Contract Talks Break Down Between Chicago Warehouse Carpenters, GES
Citing a difference in wage increase expectations, Global Experience Specialists said contract renewal talks broke down last week with the Chicago Regional Council of Carpenters Local 1027, who work in the warehouse on exhibits and other projects.
Negotiations had been in the works during the past month in “good faith” between the two parties for a new, 4-year contract, according to GES officials.
Frank Libby, president of the Chicago Regional Council of Carpenters, said his group wasn’t willing to comment on the situation as of yet, but would be releasing a statement in the near future.
Local 1027 are warehouse contractors who do not work onsite at shows. Besides exhibit fabrication, they typically build registration counters, charging stations and other elements for the showfloor.
Talks broke off because of the union’s request for a 17-percent wage increase during a 4-year period and GES’ offer of a 15-percent increase during the same 4-year time period.
“We are standing our ground for our clients, for the industry and for the health of our business,” said GES President Steve Moster.
He added, “The No. 1 concern that organizers and exhibitors share with me is the rising costs of trade shows and conventions. Although a labor action is something we work hard to avoid, we should not give in to outrageous wage demands. It’s necessary to take a stand to keep costs down, especially in our industry’s current economic climate and as Chicago works to regain its prominence in the convention industry.”
Though the contract ended at Midnight on May 31, Local 1027 workers have continued to show up for work without a strike or lock-out.

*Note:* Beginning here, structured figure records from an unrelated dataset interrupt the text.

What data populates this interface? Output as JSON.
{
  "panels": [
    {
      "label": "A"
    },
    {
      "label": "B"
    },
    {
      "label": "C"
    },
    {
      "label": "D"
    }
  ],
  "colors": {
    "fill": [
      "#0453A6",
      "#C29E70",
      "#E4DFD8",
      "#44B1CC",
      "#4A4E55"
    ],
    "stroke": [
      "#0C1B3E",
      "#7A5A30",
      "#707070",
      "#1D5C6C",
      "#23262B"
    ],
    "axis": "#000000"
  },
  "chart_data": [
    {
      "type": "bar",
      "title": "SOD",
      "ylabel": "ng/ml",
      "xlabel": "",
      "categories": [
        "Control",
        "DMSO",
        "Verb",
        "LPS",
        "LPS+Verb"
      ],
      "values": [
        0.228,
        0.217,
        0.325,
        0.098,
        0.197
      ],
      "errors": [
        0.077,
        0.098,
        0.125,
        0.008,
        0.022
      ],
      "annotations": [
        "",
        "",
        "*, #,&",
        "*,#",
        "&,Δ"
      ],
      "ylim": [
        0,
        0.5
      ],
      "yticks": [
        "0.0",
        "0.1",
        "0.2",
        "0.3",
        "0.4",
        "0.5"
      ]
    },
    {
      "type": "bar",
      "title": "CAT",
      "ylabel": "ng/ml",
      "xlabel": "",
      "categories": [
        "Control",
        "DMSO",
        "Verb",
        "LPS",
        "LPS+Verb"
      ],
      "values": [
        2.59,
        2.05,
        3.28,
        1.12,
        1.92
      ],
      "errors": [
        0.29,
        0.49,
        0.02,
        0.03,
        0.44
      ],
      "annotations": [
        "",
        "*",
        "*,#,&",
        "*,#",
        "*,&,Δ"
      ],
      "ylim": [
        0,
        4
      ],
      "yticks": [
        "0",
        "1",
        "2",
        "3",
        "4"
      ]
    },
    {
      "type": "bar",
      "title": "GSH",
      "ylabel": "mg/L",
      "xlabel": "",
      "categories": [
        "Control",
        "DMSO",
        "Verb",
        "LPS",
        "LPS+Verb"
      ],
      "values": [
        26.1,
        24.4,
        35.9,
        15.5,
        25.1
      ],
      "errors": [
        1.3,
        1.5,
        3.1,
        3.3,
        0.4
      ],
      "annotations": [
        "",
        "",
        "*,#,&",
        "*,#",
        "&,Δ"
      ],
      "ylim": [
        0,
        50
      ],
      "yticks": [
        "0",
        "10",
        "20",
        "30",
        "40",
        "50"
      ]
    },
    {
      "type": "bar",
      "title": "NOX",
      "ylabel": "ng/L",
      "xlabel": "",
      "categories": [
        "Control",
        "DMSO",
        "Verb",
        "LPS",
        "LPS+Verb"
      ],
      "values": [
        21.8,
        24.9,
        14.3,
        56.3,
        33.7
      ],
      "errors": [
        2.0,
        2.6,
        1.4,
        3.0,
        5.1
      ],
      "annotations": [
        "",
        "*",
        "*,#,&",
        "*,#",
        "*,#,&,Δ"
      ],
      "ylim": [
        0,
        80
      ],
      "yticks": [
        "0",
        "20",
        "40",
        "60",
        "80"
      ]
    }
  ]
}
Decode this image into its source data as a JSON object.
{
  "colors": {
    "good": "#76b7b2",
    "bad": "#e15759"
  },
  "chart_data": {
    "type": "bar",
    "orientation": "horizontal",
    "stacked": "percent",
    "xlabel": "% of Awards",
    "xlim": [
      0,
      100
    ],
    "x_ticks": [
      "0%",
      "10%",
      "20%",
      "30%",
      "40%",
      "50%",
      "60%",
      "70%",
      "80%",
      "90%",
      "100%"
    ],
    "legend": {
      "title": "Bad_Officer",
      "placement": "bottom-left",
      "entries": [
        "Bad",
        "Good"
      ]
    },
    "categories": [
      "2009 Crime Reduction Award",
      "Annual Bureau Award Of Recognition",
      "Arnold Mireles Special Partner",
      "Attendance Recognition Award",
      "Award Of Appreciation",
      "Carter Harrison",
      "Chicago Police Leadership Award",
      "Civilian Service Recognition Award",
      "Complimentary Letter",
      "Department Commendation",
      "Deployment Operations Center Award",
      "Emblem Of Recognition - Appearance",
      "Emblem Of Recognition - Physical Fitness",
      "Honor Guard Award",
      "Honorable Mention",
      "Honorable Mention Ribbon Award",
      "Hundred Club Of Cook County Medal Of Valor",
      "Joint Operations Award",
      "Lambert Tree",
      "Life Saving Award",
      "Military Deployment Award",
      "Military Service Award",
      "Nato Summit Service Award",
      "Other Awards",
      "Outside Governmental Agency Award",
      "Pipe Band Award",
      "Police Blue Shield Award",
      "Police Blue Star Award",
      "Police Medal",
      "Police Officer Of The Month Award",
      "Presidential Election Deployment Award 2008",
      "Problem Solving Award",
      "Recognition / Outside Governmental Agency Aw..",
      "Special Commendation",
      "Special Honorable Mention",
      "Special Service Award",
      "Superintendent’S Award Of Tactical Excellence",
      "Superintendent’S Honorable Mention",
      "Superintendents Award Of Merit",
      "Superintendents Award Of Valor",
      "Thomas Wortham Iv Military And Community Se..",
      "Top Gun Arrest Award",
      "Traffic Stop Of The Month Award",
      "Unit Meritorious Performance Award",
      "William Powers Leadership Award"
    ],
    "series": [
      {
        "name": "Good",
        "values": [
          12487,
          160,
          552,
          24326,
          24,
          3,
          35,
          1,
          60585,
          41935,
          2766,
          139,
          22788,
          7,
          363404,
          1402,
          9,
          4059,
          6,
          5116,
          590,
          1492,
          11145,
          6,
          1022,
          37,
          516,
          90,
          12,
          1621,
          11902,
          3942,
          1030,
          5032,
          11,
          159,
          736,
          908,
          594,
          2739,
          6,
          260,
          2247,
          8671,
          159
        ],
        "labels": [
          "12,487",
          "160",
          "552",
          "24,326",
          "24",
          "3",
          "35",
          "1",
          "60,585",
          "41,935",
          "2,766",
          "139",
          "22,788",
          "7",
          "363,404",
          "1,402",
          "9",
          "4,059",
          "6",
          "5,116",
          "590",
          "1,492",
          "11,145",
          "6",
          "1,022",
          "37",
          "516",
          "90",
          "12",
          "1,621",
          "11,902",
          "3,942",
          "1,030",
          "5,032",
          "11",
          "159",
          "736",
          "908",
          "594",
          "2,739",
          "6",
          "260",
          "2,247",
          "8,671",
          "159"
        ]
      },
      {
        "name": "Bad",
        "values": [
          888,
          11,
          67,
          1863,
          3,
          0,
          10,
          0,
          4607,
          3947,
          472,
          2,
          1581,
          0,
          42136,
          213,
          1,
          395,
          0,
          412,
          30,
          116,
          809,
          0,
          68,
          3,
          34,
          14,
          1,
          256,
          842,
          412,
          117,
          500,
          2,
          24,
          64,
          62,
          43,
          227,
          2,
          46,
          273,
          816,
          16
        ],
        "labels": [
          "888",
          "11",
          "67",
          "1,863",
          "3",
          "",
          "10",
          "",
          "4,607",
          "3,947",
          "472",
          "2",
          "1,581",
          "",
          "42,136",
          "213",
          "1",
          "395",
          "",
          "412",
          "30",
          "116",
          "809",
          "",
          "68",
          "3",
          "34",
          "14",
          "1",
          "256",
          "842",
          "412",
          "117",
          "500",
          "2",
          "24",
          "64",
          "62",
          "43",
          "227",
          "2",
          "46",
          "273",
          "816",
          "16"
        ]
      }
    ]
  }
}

Moster said the 15-percent wage increase for four years that GES offered was generous, adding, “The consumer price index is at 2 percent. Despite this, the union is demanding a more than 4 percent per year increase. We rejected the union’s last, best and final offer in order to keep the overall cost of exhibiting down.”
GES’ current wage increase offer was in addition to a 14-percent wage increase that was agreed upon for the three-year contract that now has expired, according to GES officials.